The nation is facing a fiscal emergency. Debt is exploding and federal spending exceeds revenues by more than $1 trillion a year. To fix the problem, policymakers should pursue reforms on two paths.

First, policymakers should start identifying programs for termination, privatization, and devolution to the states. If a business conglomerate overexpanded and its spending ran ahead of revenues, prudent managers would start shedding low-value operations and refocusing on core activities. The federal government should do the same.

Second, policymakers should adopt new rules to bring greater discipline to federal budgeting. Right now, it’s anarchy on Capitol Hill with every member and interest group pushing for more dollars. Very few members consistently defend restraint.

The solution is for Congress to pass a law limiting annual increases in overall federal spending. Rep. Lamar Smith (R-TX) recently introduced legislation to do just that. His SAFE Act (H.R. 5323) would cap annual growth in the federal budget to inflation plus population growth.

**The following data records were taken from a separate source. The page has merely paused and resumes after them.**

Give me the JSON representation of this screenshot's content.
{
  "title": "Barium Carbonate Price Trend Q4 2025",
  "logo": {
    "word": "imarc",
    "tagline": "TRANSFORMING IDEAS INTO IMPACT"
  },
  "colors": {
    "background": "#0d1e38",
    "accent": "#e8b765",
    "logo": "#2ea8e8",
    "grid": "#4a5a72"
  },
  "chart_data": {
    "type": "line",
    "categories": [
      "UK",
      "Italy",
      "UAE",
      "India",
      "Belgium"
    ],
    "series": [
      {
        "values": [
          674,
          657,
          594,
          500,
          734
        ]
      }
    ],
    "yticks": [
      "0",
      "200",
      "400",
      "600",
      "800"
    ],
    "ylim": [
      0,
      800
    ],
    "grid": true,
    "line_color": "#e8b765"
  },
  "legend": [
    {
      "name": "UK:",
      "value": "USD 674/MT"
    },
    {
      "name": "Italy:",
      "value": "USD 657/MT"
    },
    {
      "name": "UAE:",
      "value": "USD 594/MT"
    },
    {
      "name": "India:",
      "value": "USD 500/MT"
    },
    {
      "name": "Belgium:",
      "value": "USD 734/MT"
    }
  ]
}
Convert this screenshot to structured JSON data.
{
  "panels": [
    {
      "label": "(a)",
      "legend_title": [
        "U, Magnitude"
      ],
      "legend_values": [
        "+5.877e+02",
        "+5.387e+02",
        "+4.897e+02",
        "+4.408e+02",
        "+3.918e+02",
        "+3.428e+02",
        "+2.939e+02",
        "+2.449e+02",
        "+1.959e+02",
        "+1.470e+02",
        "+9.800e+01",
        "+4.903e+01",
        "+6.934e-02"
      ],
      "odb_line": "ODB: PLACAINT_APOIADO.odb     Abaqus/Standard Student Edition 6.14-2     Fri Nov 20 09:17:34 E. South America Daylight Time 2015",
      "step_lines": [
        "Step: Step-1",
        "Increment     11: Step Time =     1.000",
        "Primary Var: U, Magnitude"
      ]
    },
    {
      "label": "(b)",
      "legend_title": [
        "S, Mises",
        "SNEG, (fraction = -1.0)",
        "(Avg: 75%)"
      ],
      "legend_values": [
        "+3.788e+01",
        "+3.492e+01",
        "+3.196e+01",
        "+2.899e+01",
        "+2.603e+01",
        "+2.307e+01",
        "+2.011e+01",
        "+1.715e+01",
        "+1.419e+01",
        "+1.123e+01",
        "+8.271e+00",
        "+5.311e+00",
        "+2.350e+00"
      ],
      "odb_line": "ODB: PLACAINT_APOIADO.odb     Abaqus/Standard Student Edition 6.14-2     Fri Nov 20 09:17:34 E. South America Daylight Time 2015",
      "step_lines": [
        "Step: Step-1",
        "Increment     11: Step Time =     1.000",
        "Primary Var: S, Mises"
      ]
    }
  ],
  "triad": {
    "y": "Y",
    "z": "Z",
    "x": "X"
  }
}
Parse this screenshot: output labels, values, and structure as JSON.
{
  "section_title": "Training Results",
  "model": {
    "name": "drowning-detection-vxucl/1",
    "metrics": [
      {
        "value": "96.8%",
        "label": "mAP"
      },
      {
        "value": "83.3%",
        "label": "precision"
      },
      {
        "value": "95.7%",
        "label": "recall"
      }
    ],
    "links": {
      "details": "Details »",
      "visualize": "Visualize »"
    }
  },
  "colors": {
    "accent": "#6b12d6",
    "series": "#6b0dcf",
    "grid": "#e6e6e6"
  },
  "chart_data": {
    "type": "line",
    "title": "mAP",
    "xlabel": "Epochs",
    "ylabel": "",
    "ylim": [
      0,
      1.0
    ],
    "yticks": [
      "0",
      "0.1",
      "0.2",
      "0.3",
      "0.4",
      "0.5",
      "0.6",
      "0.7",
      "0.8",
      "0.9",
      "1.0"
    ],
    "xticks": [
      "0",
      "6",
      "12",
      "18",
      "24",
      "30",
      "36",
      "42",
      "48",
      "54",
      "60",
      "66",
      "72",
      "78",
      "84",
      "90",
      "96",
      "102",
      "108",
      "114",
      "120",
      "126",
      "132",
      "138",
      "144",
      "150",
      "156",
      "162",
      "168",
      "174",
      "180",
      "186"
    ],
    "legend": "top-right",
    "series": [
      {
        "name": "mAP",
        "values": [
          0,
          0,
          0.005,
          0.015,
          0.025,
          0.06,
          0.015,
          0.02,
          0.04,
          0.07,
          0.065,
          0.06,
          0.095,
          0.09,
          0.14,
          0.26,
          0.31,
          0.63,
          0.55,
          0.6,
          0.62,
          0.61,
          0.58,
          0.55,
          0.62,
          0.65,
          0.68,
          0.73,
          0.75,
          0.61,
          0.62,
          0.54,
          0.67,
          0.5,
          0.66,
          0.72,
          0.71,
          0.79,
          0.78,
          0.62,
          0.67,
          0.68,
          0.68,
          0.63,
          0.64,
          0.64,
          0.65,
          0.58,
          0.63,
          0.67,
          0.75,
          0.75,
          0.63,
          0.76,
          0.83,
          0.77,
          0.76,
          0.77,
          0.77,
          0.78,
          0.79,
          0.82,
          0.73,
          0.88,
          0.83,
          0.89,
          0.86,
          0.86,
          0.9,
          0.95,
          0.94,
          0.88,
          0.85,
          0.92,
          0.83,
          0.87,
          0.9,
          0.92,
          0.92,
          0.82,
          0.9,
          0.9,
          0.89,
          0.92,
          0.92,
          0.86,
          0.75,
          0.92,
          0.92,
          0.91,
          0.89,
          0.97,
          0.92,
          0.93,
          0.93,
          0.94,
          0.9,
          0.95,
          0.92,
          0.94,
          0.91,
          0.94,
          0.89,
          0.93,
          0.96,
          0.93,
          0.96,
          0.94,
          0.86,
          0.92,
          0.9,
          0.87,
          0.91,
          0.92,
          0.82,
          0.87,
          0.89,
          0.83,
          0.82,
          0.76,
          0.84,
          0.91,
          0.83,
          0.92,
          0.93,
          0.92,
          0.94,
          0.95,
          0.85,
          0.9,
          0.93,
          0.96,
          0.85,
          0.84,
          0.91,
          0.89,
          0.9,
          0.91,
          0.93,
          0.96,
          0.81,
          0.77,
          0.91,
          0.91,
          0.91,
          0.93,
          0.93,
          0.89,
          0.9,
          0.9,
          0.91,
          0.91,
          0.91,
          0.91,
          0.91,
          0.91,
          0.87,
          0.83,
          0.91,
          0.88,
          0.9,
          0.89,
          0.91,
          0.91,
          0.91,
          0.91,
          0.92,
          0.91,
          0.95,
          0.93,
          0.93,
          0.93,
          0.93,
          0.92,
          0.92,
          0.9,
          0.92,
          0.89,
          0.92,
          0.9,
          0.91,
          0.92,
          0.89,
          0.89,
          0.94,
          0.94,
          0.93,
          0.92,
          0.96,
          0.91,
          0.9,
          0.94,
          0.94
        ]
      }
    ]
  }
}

Smith’s bill, which has 34 co-sponsors, would cap growth in all spending including defense, nondefense, and entitlements. If spending this year was $3.70 trillion, inflation was 2 percent, and population growth was 1 percent, then federal spending next year would be limited to $3.81 trillion. If Congress failed to get spending under the limit by the end of the year, the president’s budget office would be required to apply an across-the-board cut, or sequester. I’ve discussed some of the details of such a spending limit in this congressional testimony.